New Integral representations for the Fox-Wright functions and its applications

TL;DR

This paper develops new integral representations for Fox-Wright functions, explores their positivity and monotonicity properties, and applies these findings to inequalities and bounds related to special functions and series.

Contribution

It introduces novel integral representations and transforms for Fox-Wright functions, establishing conditions for complete monotonicity and deriving new inequalities and bounds.

Findings

New Laplace and Stieltjes transforms for Fox-Wright functions

Conditions for complete monotonicity of these functions

Extended inequalities and bounds for related special functions

Abstract

Our aim in this paper is to derive several new integral representations of the Fox-Wright functions.

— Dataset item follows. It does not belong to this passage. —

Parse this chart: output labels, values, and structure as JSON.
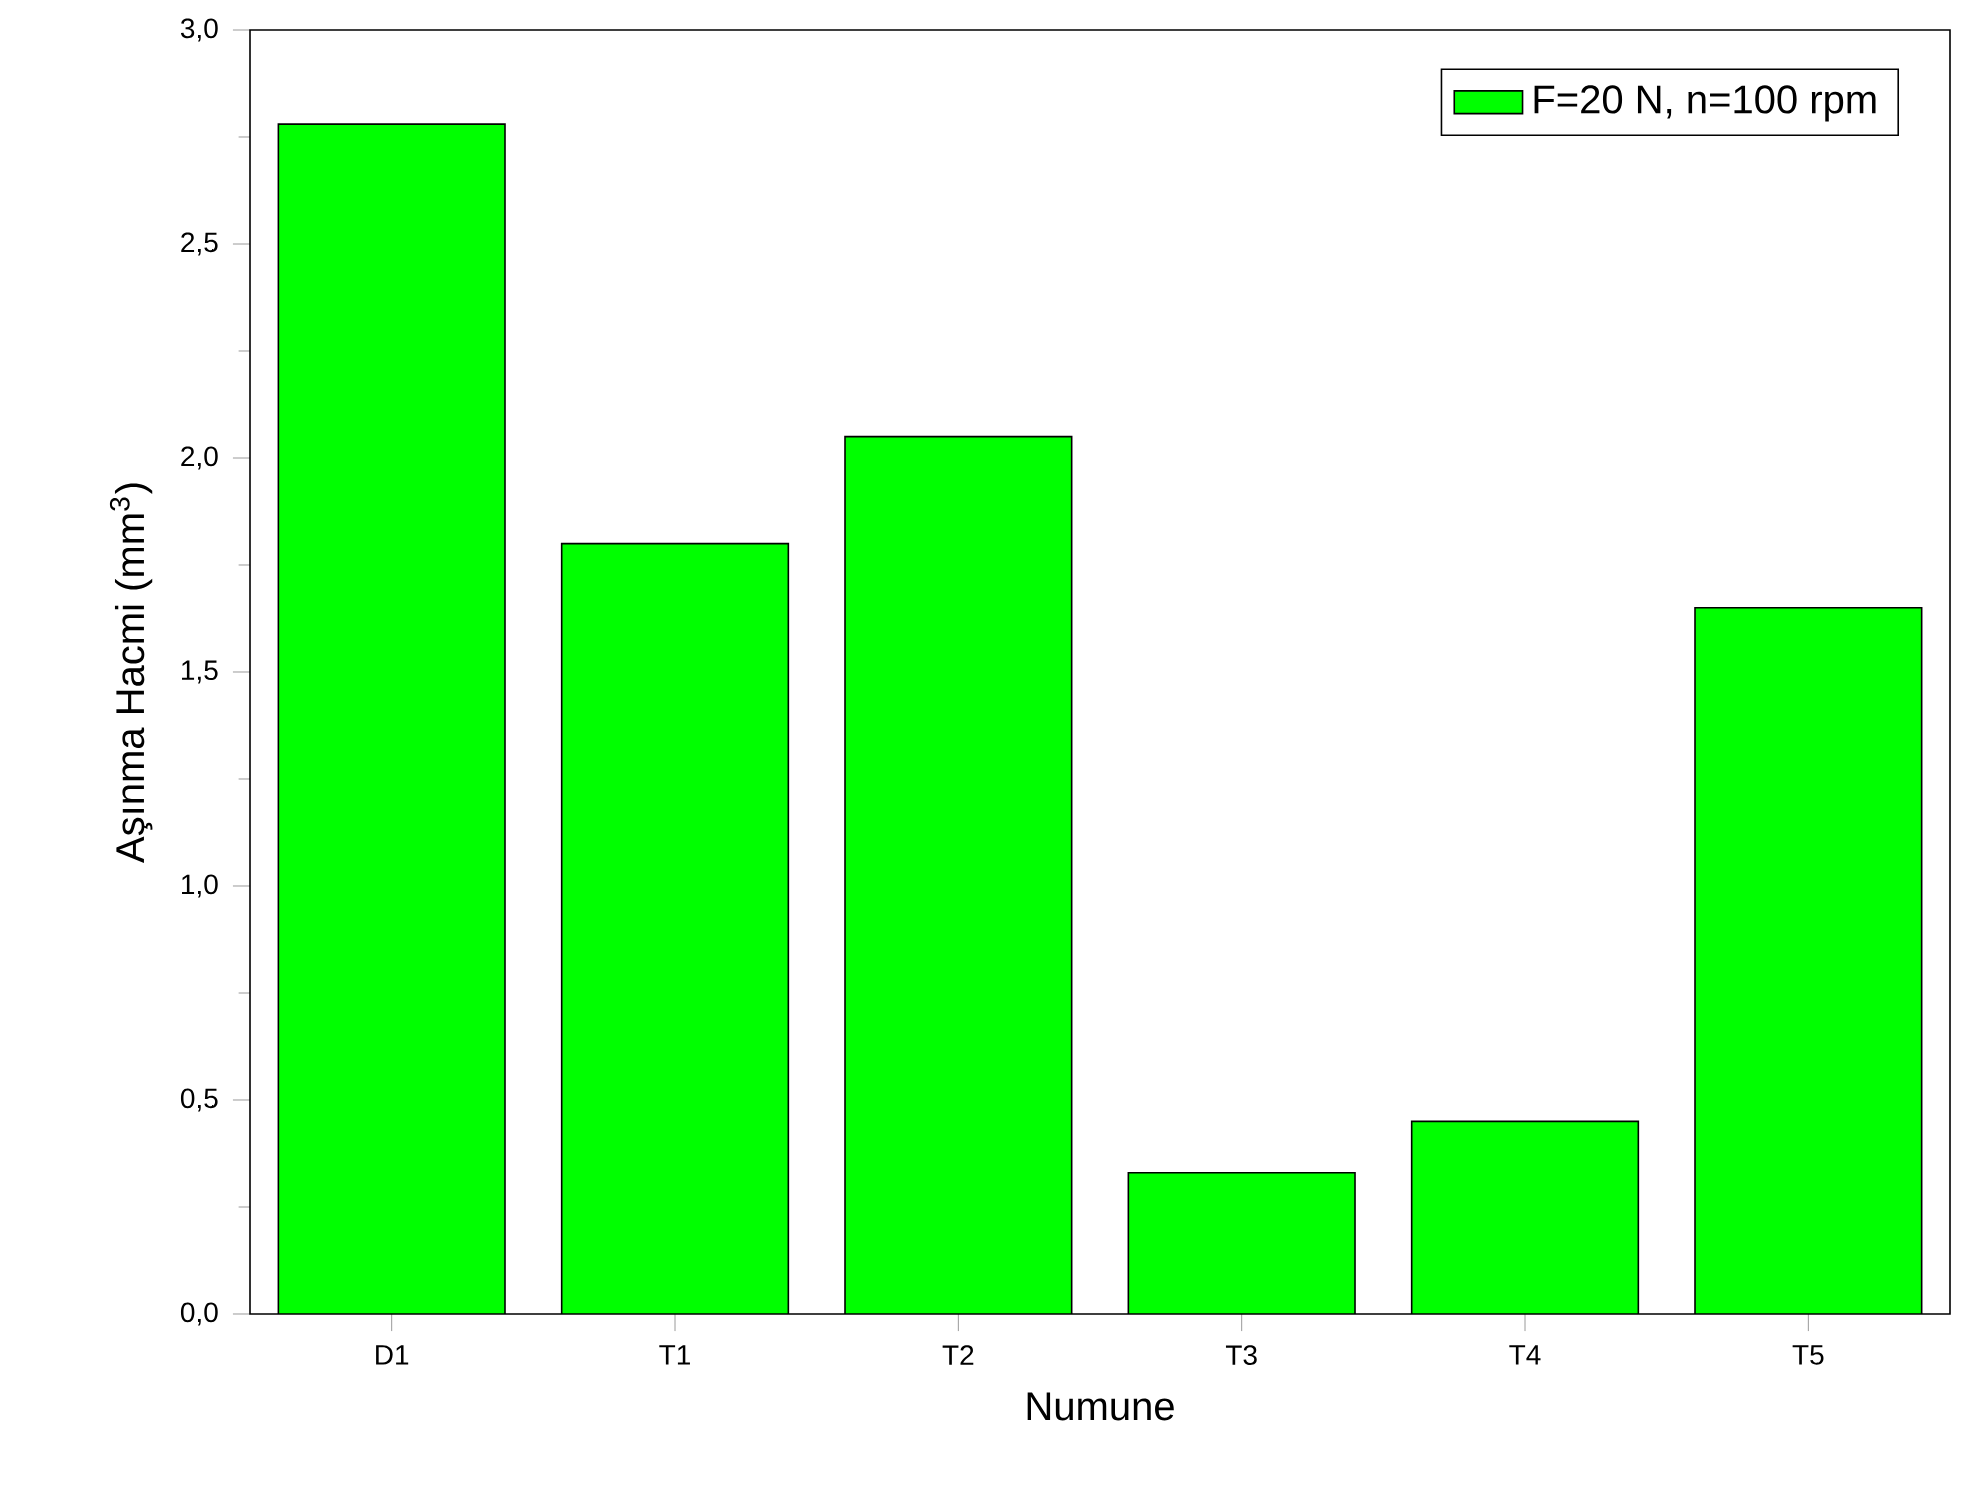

In particular, we give new Laplace and Stieltjes transform for this special functions under a special restriction on parameters. From the positivity conditions for the weight in these representations, we found sufficient conditions to be imposed on the parameters of the Fox-Wright functions that it be completely monotonic. As applications, we derive a class of function related to the Fox H-functions is positive definite and an investigation of a class of the Fox H-function is non-negative. Moreover, we extended the Luke's inequalities and we establish a new Tur\'an type inequalities for the Fox-Wright function. Finally, by appealing to each of the Luke's inequalities, two sets of two-sided bounding inequalities for the generalized Mathieu's type series are proved.